ABSTRACT

In this section, the influential mid-nineteenth-century architect and theorist Andrew Jackson Downing describes the proper appearance of a farmhouse (Fig. 32), and stresses its importance for American values. Art historian William Barksdale Maynard reinterprets the significance of Thoreau, seeing him as a proponent both of suburbanization and of the wilderness experience, and setting his work in the context of contemporary garden and villa ideals (Fig. 33).
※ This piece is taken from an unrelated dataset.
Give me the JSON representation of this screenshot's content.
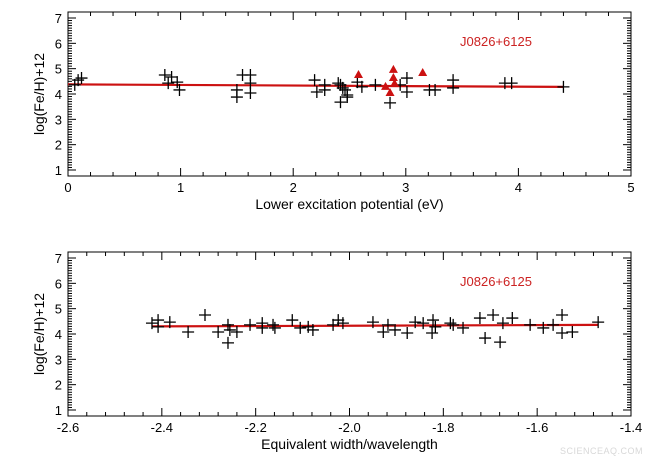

Historian Barbara Miller Lane describes the evolution of wilderness retreats in late nineteenth-and early twentieth-century Finland and Sweden, where revivals of folk traditions helped to bolster nationalist feeling while inspiring innovative kinds of ideal dwellings (Figs. 34, 35 and 36). Closely resembling the Finnish works discussed by Lane were the Great Camps of the American Adirondacks, here described by National Parks historian Harvey H. Kaiser (Figs. 37, 38 and 39). Historian of vernacular rural architecture Thomas K. Hubka points to the gradual reorientation of American farm buildings toward the street during the course of the nineteenth century, thus supporting M. J. Daunton’s hypotheses about the effects of urbanization on housing design. Hubka also suggests that farm buildings offered their owners considerable scope for architectural self-expression (Fig. 40). Sociologist Mike Hepworth argues that Victorian garden designs, executed in the suburbs, represented an effort to recapture rural origins in an era of rapid urbanization (Fig. 41). In her oral history of the life of her great aunt and uncle, planning student Dawni Freeman describes the attractions of farm life in the later twentieth century.